分布式编程主要是解决由于分布式而带来的一系列问题。我们希望把分布式系统看成是具有超大规模处理能力的单机系统,然而这种高层次的抽象会失去许多底层的细节,虽然便于理解,但是加大了编程的难度。所以分布式的抽象主要是在“实现”和“理解”之间取得一个平衡。抽象层次越高,理解起来越简单,实现起来越困难,事实上,这是一个贯穿于整个计算机系统各个子领域的权衡问题,没有通用的最优解,只有针对具体的合适的解决方法。我们的目标旨在寻找到一个足够好的抽象模型,尽可能让编程变得简单的同时容易让人可以理解。
author:Sworduo date:Feb 26, Tue, 2019
我们上面说要在“实现”和“理解”之间寻找到一个合适的抽象,那如何定义什么是合适的抽象?
What do we mean when say X is more abstract than Y? First, that X does not introduce anything new or fundamentally different from Y. In fact, X may remove some aspects of Y or present them in a way that makes them more manageable. Second, that X is in some sense easier to grasp than Y, assuming that the things that X removed from Y are not important to the matter at hand.
简单来说,就是用尽可能少的假设来描述清楚一个东西。你用的假设越少,你基于这个假设所涉及的系统普适性更高,能处理的场景也就越多,然而随之而来的,就是编程难度的提高。
抽象能帮助我们从纷繁复杂的细节中提炼出问题的关键,当我们找到问题的症结时,就能设计出相应的解决方案,所以很多时候难点并不在于解决困难,而是发现问题,甚至是意识到原来这是一个问题。
这同样引出一个问题,描述清楚一个东西所需要的最少假设是多少?最简单的方法是列出所有可能的假设,然后一样一样的排除,思考当我排除掉这个假设时,剩余的假设能否清楚的描述一个东西?如果能,就舍去这个假设,如果不能,就留下这个假设。然而“最少的假设”本身就是不存在的,针对每个问题都有不同的“最少假设”,甚至针对不同时期的同一个问题,随着产品的扩大,其所需要的“最小假设”也是不断变化的,前期被舍去的假设后面可能要被重新引入,这是一个动态变化的过程。然而不管怎样变化,核心要义还是用最少的假设去完成我们想要的功能。
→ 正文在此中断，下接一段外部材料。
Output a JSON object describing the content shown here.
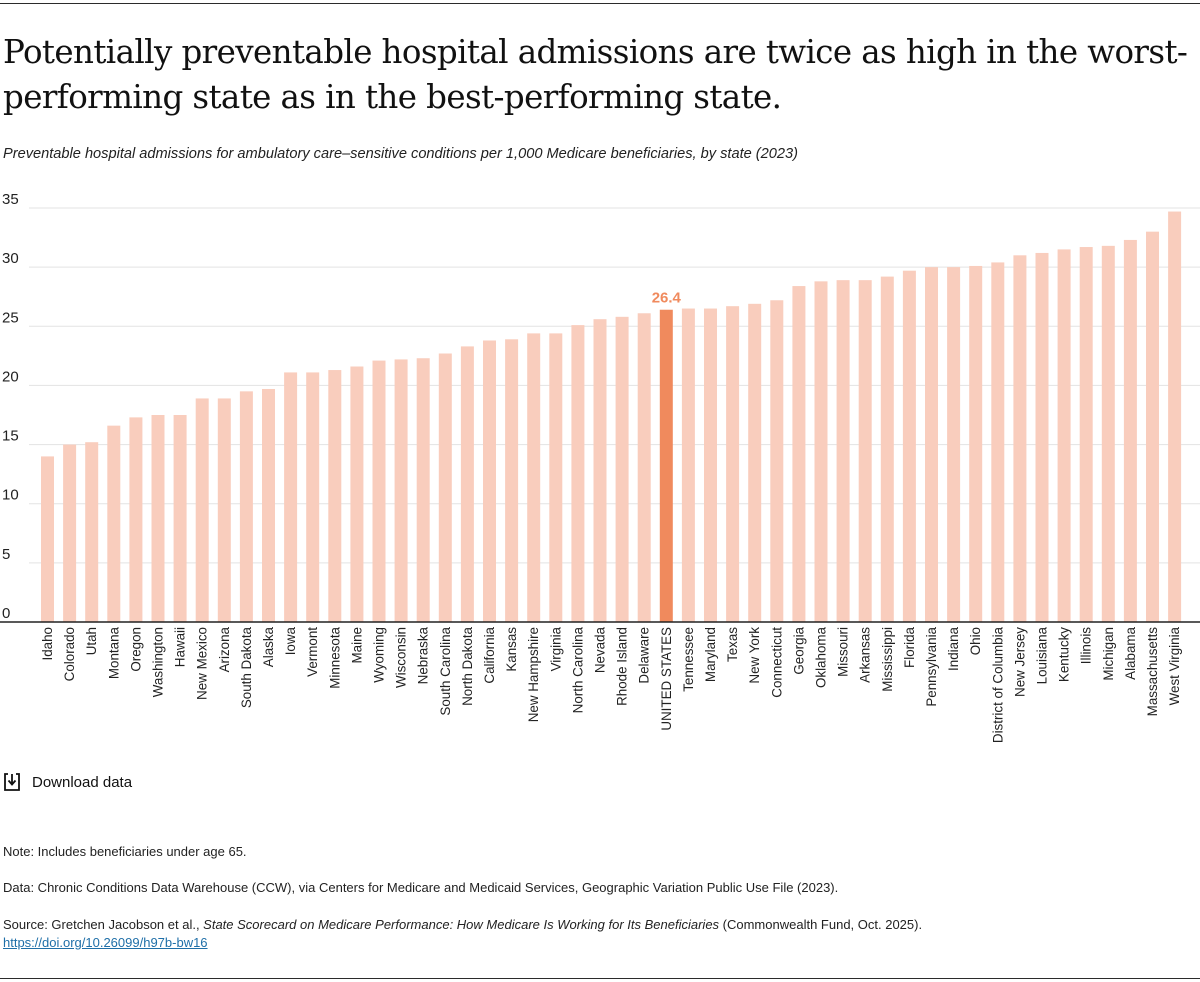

针对分布式,根据能保证系统正常运行的同时,所需要的最少假设所演化出来的设计就是我们常说的系统模型。
A system model
分布式系统最大的属性就是分布式,一个分布式系统中的程序至少需要含有以下这些特点:
- run concurrently on independent nodes【任务可以在各个独立节点上并发执行】
- are connected by a network that may introduce nondeterminism and message loss【节点之间通过网络互连,这可能会造成信息丢失和不确定性】
- and have no shared memory or shared clock【不共享内存和时钟】
具体的解释是: - each node executes a program concurrently【每个节点都并发执行】
- knowledge is local: nodes have fast access only to their local state, and any information about global state is potentially out of date 【每个节点只知道自己节点上的信息】
- nodes can fail and recover from failure independently 【每个节点失败和恢复都是独立的】
- messages can be delayed or lost (independent of node failure; it is not easy to distinguish network failure and node failure) 【通信是不可靠的】
- and clocks are not synchronized across nodes (local timestamps do not correspond to the global real time order, which cannot be easily observed)【时钟不同步】
系统模型的定义:System model:a set of assumptions about the environment and facilities on which a distributed system is implemented
简单的说,系统模式就是实现分布式系统的环境和工具所依赖的一系列假设。系统模型中还定义了关于environment and facilities的假设,这些假设包括:
- what capabilities the nodes have and how they may fail 【每个节点能力和失败方式】
- how communication links operate and how they may fail and 【节点间通信方式和失败方式】
- properties of the overall system, such as assumptions about time and order【整个系统属性:如时序】
健壮系统:基于最少的假设来设计的系统,系统在于普适性强,缺点在于难以理解。
下面具体介绍nodes的属性以及links and time and order。
Nodes in our system model
节点需要提供计算和存储能力,其拥有以下这些特点:
- the ability to execute a program【执行程序】
- the ability to store data into volatile memory (which can be lost upon failure) and into stable state (which can be read after a failure)【在不稳定的内存中存储信息的能力,以及恢复正常的能力】
- a clock (which may or may not be assumed to be accurate)【时钟】
有许多可能的failure model,一种是crash-recovery failure model,指的是系统只能因为崩溃而拒绝提供服务,并且能在崩溃后自动恢复。另一种是Byzantine fault tolerance,这是现实生活中几乎不会遇到的模型,因为其允许出现随机的错误,显然这种系统非常作,很难伺候。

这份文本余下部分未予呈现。